Question

A dog searching for a bone walks 3.50 m south, then 8.20 m at an angle of 30.0° north of east, and finally 15.0 m west. Use graphical techniques to find the dog’s resultant displacement vector

Answer 1

Steps to draw the graph-

Step 1: Firstly, we draw both of the axes.

Step 2: We then draw a vector of length 3.5 m (theoretical) along the (-x) axis.  

Step 3: Next, we draw a vector of length 8.2 m from the endpoint towards to top, at an angle of 60° from that point (N.B: 90-30, since it is required to make a 30°∠ with the current vertical; eventually the triangle being formed will be 90° minus the 30°.) Most importantly, the 8.2 m vector should be drawn in such a way so that it is higher than the starting point of the 3.5 m vector.  )

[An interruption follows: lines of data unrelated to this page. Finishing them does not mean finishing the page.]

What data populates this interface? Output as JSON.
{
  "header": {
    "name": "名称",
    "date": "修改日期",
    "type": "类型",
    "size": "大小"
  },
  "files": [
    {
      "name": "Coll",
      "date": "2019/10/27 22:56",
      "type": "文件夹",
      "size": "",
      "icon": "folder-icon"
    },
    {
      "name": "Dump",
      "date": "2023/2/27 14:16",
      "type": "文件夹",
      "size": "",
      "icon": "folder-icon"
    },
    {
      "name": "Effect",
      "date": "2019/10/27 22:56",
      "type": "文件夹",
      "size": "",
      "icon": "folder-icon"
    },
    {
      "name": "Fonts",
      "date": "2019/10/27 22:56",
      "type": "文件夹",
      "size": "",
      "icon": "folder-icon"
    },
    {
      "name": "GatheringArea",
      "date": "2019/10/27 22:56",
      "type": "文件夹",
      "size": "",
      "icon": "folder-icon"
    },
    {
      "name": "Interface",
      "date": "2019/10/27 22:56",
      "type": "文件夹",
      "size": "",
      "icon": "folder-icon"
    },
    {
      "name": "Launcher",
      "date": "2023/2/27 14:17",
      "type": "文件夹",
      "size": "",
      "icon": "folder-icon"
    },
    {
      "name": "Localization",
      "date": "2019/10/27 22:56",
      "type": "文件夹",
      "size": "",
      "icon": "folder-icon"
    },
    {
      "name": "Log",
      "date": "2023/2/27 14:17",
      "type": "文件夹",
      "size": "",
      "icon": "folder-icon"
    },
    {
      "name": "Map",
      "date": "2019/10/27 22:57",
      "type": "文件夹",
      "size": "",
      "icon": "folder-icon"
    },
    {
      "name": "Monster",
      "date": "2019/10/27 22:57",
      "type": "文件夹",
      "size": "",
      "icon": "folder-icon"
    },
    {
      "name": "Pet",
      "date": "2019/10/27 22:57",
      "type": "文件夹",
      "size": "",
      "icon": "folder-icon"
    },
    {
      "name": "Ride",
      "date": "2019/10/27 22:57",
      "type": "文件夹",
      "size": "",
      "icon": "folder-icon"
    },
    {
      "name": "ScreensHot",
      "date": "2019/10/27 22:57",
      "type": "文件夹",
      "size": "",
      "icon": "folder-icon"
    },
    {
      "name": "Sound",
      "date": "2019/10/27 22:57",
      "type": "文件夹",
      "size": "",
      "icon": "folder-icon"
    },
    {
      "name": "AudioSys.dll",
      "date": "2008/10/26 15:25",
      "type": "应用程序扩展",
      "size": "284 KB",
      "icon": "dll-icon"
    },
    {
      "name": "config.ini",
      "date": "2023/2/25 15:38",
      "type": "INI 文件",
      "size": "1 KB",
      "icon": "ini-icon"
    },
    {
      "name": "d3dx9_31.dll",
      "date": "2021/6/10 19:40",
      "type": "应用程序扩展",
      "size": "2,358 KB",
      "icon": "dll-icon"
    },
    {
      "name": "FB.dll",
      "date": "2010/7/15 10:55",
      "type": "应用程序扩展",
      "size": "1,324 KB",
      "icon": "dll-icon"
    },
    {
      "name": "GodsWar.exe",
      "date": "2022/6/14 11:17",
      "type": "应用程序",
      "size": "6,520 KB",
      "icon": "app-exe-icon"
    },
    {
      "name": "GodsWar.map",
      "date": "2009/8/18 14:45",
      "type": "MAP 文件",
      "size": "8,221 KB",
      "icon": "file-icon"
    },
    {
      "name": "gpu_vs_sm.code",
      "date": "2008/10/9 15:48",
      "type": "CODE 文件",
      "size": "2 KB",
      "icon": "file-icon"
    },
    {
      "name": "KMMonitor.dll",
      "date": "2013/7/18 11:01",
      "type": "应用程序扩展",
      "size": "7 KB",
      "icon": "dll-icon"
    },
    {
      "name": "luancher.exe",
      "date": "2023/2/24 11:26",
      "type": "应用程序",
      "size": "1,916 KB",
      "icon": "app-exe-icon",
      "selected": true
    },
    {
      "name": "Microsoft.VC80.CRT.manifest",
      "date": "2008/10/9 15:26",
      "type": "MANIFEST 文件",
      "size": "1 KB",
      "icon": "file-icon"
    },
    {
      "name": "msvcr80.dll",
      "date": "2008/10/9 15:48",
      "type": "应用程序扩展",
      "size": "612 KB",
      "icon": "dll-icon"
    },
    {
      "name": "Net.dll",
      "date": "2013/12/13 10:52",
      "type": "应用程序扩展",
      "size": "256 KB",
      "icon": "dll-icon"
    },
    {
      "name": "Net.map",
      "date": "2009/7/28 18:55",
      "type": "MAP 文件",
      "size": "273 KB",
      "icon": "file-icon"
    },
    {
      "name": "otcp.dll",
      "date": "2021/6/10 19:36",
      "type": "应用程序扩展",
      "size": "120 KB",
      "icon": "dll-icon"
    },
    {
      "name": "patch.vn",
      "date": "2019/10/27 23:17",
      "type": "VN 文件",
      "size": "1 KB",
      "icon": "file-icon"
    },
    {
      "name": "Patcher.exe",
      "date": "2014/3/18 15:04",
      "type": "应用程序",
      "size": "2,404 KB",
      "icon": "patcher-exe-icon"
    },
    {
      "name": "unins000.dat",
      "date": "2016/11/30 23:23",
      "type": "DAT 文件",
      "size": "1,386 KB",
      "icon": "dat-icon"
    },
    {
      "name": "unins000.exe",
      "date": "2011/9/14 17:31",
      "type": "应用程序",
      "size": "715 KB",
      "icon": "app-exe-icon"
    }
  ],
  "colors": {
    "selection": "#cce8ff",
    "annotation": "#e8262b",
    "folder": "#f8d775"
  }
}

Step 4: Lastly, we draw a 15 m vector from the endpoint of the 8.2 m vector, running above the original vector, and to the left. This one should be drawn on the left side, and must be situated far enough.

∴ Triangle 1 ($t_{1}$) is of angles 30°, 60° and 90°;

On solving for the vertical side (the slope similar to the 3.5 vector), we get

(8.2/2) m = 4.1 m

Next, we solve for the opposite side via 4.1 × √3= 7.1 m

Moving on to Triangle 2 ($t_{2}$),

top side = (15 - 7.1) m = 7.9 m

similarly, right side = (4.1 - 3.5) m = 0.6 m

∴ last side = resultant displacement:

⇒ $\sqrt{(7.9)^{2}$ + (0.6)² = 7.9 m

and, direction of displacement = arcTan(y/x)

= arcTan(0.6/7.9)

= 4.3° north of west

Ans) The dog's resultant displacement vector is 7.9m, via 4.3° in the northwest direction.